Nicole Rullan ne lâchera rien. Elle sait que la bataille ne fait que commencer : celle de la reconstruction, mais aussi celle de la justice climatique. Car derrière l'incendie de Correns, c'est toute une politique qui brûle. Une politique de laisser-faire, de sous-investissement, et de mépris pour ceux qui vivent loin des grands centres urbains.
Pendant ce temps, à l'Élysée, Emmanuel Macron continue ses discours sur « l'exemplarité française ». Mais comment croire en un pays qui laisse ses territoires se consumer, alors que ses voisins européens montrent l'exemple ? Comment faire confiance à un gouvernement qui, au lieu de protéger, préfère financer des subventions aux énergies fossiles pour 2026 ?
La réponse, Nicole Rullan l'a déjà donnée : en se battant. Chaque jour. Pour ses habitants. Pour sa commune. Pour une France qui ne mérite pas d'être sacrifiée sur l'autel des dogmes libéraux.
Et si la gauche veut reprendre le pouvoir en 2027, elle ferait bien de s'inspirer de son combat. Car c'est dans ces villages oubliés que se joue l'avenir de la République.
Les faits, rien que les faits ? Une illusion sous Macron
Les chiffres parlent d'eux-mêmes : depuis 2022, le nombre d'incendies de forêt a augmenté de 30% en France, tandis que les moyens alloués à la lutte contre les feux ont été réduits de 20%. Dans le Var, le département le plus touché en 2026, 60% des postes de sapeur-pompier volontaire sont vacants, faute de moyens pour les former et les équiper. Pourtant, le gouvernement se targue d'avoir « modernisé » la gestion des risques – une modernisation qui se résume à déléguer aux collectivités locales, déjà asphyxiées par les suppressions de dotations.
Les rapports parlementaires, signés par des députés de tous bords, sont unanimes : « L'État se désengage systématiquement, laissant les territoires face à des situations ingérables ». Pourtant, aucune mesure forte n'a été prise. Pourquoi ? Parce que, dans l'esprit de ceux qui gouvernent, la ruralité n'est qu'un décor, utile pour les cartes postales estivales, mais sans valeur quand il s'agit de prendre des décisions.
Cette logique n'est pas nouvelle. Elle remonte aux années 1980, quand la France a choisi de concentrer ses investissements dans les métropoles, au détriment des campagnes. Depuis, les gouvernements successifs – de droite comme de gauche – ont perpétué cette politique de désertification programmée. Aujourd'hui, les résultats sont là : des villages fantômes, des services publics exsangues, et une colère sociale qui monte.
Face à cela, la solution existe.
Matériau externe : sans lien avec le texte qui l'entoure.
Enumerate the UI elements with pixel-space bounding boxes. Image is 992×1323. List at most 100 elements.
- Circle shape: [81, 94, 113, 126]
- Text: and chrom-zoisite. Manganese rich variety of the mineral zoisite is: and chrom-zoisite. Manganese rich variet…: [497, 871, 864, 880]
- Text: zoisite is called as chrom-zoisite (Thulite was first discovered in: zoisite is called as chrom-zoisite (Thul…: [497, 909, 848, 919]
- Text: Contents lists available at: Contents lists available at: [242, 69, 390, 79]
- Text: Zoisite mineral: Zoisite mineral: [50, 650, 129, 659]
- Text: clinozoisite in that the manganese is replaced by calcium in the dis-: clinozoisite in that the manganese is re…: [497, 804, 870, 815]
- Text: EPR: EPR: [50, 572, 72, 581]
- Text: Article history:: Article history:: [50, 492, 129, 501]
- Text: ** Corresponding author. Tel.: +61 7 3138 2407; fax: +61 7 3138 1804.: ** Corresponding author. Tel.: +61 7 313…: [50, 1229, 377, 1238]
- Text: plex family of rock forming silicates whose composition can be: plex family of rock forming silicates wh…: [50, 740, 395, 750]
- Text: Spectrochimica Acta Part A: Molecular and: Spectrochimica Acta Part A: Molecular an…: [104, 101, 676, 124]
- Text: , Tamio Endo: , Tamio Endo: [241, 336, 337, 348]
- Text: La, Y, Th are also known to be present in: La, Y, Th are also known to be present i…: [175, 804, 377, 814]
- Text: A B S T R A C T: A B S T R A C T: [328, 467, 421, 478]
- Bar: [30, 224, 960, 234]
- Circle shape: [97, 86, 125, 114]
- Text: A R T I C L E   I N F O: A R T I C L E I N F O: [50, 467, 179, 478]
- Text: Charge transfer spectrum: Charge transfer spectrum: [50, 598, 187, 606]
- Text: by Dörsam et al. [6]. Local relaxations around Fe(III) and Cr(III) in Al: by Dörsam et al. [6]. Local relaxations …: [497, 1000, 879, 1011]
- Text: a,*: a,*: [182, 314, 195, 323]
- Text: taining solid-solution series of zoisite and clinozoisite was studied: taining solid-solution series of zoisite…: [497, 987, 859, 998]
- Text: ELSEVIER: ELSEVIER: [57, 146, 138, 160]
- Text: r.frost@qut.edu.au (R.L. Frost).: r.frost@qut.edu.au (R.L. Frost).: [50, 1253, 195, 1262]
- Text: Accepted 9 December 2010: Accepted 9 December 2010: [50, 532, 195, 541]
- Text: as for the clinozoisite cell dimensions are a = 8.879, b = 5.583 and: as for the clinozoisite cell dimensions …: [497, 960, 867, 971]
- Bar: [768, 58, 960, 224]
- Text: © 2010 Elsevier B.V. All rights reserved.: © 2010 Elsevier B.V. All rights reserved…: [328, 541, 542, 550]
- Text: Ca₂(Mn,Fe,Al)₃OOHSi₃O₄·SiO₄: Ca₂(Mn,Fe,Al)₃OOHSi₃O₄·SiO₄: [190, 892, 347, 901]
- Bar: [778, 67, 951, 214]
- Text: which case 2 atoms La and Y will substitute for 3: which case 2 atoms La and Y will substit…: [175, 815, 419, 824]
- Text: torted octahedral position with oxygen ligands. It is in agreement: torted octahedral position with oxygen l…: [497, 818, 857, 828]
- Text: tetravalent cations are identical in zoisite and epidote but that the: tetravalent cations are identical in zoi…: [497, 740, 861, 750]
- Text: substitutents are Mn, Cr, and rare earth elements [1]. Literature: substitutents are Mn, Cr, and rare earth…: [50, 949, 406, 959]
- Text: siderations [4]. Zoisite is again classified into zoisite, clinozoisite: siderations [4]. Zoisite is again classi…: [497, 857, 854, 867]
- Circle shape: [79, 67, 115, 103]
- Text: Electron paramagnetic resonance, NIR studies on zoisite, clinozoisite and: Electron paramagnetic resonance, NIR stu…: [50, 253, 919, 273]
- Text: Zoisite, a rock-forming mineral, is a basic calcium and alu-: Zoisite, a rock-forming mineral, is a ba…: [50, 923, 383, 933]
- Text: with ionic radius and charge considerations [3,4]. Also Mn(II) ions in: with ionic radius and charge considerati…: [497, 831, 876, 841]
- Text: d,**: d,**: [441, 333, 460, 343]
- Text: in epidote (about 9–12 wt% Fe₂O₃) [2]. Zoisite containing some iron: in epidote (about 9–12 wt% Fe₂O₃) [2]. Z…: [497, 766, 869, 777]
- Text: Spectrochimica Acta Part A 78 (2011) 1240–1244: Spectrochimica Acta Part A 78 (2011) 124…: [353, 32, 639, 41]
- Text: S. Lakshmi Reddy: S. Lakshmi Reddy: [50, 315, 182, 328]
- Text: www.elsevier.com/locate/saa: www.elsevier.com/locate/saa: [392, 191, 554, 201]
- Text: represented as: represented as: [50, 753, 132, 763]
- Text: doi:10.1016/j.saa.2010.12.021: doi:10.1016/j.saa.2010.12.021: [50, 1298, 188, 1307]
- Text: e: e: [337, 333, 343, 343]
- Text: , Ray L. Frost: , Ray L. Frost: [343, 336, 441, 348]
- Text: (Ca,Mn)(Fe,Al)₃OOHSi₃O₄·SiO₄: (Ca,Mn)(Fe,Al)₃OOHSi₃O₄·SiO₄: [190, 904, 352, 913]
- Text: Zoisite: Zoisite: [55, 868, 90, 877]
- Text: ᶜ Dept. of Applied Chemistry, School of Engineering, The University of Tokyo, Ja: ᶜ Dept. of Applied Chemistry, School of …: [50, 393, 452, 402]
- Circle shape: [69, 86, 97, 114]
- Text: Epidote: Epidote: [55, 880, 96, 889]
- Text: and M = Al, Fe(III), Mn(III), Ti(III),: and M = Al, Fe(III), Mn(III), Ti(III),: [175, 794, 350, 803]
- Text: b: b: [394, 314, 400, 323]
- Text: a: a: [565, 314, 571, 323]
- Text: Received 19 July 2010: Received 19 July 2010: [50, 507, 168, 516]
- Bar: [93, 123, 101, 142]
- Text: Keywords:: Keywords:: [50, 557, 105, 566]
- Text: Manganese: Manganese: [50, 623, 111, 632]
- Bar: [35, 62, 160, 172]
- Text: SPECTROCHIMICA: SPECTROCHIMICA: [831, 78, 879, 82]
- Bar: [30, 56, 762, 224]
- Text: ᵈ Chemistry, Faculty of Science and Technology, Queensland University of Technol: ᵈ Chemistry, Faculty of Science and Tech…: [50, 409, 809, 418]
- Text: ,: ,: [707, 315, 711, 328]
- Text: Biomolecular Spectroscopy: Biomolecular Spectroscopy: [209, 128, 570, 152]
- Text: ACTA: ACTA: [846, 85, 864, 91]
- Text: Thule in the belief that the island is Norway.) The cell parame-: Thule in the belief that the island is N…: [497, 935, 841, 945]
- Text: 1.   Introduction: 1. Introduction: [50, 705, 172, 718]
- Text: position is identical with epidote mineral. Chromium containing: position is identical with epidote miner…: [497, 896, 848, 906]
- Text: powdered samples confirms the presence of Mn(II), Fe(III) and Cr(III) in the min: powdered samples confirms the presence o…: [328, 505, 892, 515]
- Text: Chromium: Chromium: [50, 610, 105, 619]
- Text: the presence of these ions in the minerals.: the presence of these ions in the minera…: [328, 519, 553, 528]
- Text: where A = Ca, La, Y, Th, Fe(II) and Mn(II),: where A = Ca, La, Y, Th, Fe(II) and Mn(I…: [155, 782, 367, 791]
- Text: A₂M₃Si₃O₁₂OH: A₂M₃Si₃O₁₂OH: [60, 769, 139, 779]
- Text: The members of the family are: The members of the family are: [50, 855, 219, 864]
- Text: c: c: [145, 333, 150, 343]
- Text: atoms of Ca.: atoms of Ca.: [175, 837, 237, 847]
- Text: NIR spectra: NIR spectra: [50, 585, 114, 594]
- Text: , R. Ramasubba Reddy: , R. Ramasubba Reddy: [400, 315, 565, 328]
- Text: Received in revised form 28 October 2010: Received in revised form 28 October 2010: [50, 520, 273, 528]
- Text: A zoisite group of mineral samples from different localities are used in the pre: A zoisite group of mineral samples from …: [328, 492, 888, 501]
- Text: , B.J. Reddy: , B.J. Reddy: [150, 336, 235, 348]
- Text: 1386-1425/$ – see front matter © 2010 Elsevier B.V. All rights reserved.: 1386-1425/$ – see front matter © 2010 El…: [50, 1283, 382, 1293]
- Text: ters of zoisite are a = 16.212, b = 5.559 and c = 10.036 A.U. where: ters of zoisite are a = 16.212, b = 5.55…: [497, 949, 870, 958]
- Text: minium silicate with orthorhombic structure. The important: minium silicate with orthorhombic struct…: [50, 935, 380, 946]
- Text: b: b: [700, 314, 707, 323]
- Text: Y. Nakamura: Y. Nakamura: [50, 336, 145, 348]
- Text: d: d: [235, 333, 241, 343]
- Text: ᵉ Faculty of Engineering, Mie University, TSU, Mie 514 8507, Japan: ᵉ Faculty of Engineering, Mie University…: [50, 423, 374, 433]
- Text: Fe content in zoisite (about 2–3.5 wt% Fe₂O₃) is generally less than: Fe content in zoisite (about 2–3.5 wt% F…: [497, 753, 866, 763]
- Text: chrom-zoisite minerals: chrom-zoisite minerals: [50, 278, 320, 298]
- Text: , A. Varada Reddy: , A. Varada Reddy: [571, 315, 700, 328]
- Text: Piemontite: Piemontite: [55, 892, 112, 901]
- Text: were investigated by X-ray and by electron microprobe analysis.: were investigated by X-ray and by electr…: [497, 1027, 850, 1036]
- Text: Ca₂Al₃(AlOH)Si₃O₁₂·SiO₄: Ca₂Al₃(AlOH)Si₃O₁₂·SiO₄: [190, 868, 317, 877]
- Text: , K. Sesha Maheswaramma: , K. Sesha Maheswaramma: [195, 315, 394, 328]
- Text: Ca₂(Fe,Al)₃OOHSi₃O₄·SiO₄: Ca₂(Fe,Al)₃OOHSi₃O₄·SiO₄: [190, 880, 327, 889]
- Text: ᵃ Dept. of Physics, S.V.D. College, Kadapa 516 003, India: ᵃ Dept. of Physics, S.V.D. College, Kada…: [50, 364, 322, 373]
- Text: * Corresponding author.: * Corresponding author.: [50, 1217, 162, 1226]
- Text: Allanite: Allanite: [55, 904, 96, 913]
Elle passe par une refonte complète de la politique environnementale française, avec des moyens humains et financiers à la hauteur des enjeux. Elle passe aussi par une reconnaissance du rôle des collectivités locales, trop souvent considérées comme de simples exécutantes. Et elle passe enfin par un changement de paradigme : la protection de l'environnement ne doit plus être une variable d'ajustement budgétaire, mais une priorité nationale.
Nicole Rullan l'a compris. Et c'est pour cela qu'elle se bat. Pas seulement pour Correns, mais pour toutes les communes de France qui refusent de mourir dans l'indifférence.